Деликатная тема появилась на горизонте, а Виктор был уверен, что император, если и осведомлён, то никогда её не коснётся.

По сигналу монарха слуги поднесли поднос с серебряным кубком.

— Моя Зоркость всегда в распоряжении империи. — отмалчиваться на эту тему посчитал ненужным, — Ваше Величество, как же вам поможет моя Зоркость, если вы распорядились запустить по Энгхерлемму глушитель дара? Как только он заработает, я стану бесполезен со своим зрением.

— Этот глушитель… — нахмурился Бернгард и выдал тем самым свои тревоги. Медленно взял кубок с багровым напитком и сладко потянул, — Моя головная боль. С одной стороны он необходим, в особенности в празднование годовщины, как мера пресечения беспорядков. Уж вы понимаете, Тефлисс, — кивнул он Виктору, и тот без энтузиазма качнул головой, — Но как человек, одарённый магией, я эту идею отвергаю. Опять же… мои глаза — Совет Зорких, а те будут слепы. И что мне делать? — вопрос явно не предполагал ответа, — Одно радует: ряд изобретений техномагов будут работать исправно в обычном режиме, глушители на них не действуют. А ещё… я ознакомился с вашей выпускной работой. — он стрельнул глазами, — Интересная коллаборация магии и науки в прогнозировании коридоров вероятности. Превосходный труд, мальчик мой! Вот на это я и надеюсь, и потому вы на своей должности, потому вы нужны мне особенно.

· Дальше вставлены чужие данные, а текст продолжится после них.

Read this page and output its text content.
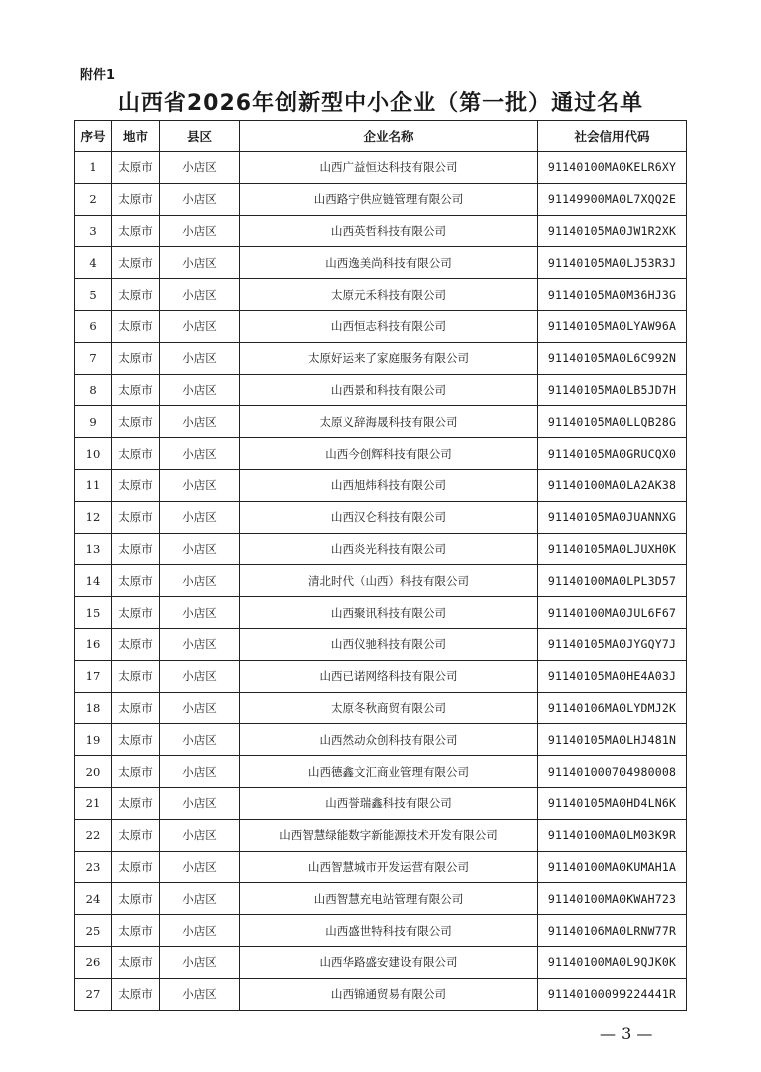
附件1
山西省2026年创新型中小企业（第一批）通过名单
序号	地市	县区	企业名称	社会信用代码
1	太原市	小店区	山西广益恒达科技有限公司	91140100MA0KELR6XY
2	太原市	小店区	山西路宁供应链管理有限公司	91149900MA0L7XQQ2E
3	太原市	小店区	山西英哲科技有限公司	91140105MA0JW1R2XK
4	太原市	小店区	山西逸美尚科技有限公司	91140105MA0LJ53R3J
5	太原市	小店区	太原元禾科技有限公司	91140105MA0M36HJ3G
6	太原市	小店区	山西恒志科技有限公司	91140105MA0LYAW96A
7	太原市	小店区	太原好运来了家庭服务有限公司	91140105MA0L6C992N
8	太原市	小店区	山西景和科技有限公司	91140105MA0LB5JD7H
9	太原市	小店区	太原义辞海晟科技有限公司	91140105MA0LLQB28G
10	太原市	小店区	山西今创辉科技有限公司	91140105MA0GRUCQX0
11	太原市	小店区	山西旭炜科技有限公司	91140100MA0LA2AK38
12	太原市	小店区	山西汉仑科技有限公司	91140105MA0JUANNXG
13	太原市	小店区	山西炎光科技有限公司	91140105MA0LJUXH0K
14	太原市	小店区	清北时代（山西）科技有限公司	91140100MA0LPL3D57
15	太原市	小店区	山西聚讯科技有限公司	91140100MA0JUL6F67
16	太原市	小店区	山西仪驰科技有限公司	91140105MA0JYGQY7J
17	太原市	小店区	山西已诺网络科技有限公司	91140105MA0HE4A03J
18	太原市	小店区	太原冬秋商贸有限公司	91140106MA0LYDMJ2K
19	太原市	小店区	山西然动众创科技有限公司	91140105MA0LHJ481N
20	太原市	小店区	山西德鑫文汇商业管理有限公司	911401000704980008
21	太原市	小店区	山西誉瑞鑫科技有限公司	91140105MA0HD4LN6K
22	太原市	小店区	山西智慧绿能数字新能源技术开发有限公司	91140100MA0LM03K9R
23	太原市	小店区	山西智慧城市开发运营有限公司	91140100MA0KUMAH1A
24	太原市	小店区	山西智慧充电站管理有限公司	91140100MA0KWAH723
25	太原市	小店区	山西盛世特科技有限公司	91140106MA0LRNW77R
26	太原市	小店区	山西华路盛安建设有限公司	91140100MA0L9QJK0K
27	太原市	小店区	山西锦通贸易有限公司	91140100099224441R
— 3 —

Вы мои глаза. — он замолчал, изучая реакции собранного в кулак Виктора. Но тот реагировал сдержанно, выказывал почтение и скорее взвешивал возможности на молекулярных весах, — Ну вот опять этот ваш метод в действии: я ведь псионик и читаю эмоции, а у вас их нет! Вы сразу действуете на поприще расчётов, как машина, ей-богу! Хуже этих техноглушителей.

— Работа такая, Ваше Величество. И приказы начальства не обсуждаются.

— Такой послушный, просто находка для псионика. — скрипуче рассмеялся он, вытирая с губ капельку красного напитка. Что-то в этом смехе пугало, — Думаете, я терял вас из виду, Виктор?

Начальник третьего отделения неволько принюхался: нет, точно не вино и не ягодный напиток. Что тогда приносит такое успокоение императору? Лекарство? Болен?

— Разумеется, я не настолько наивен, Ваше Величество. Вы никогда не забываете людей. Просто я со своей семьёй…

— Ваш батюшка — пустозвон и бездарность, Виктор. Терплю его на последнем издыхании лишь в надежде, что его внук проявит Зоркость. И не прощу ему расторжение отношений с вами, мой мальчик, — почти по-отечески произнёс венценосец, но Виктор на это не повёлся, чувствуя в едва уловимый фон псионики, подчиняющий волю и сканирующий на предмет лжи, — Сразу видно, кто в семье недальноЗоркий. А таких талантливых молодых людей терять — грех. Вы и на службе себя показали в лучшем виде, однако… — он снова стал задумчиво рассматривать монтаж клеток, — Эта годовщина должна пройти гладко, вы понимаете? — неожиданно он снял с головы Венец, вытер лоб платком, но обратно драгоценность империи так и не надел, а протянул Виктору, — Это вам.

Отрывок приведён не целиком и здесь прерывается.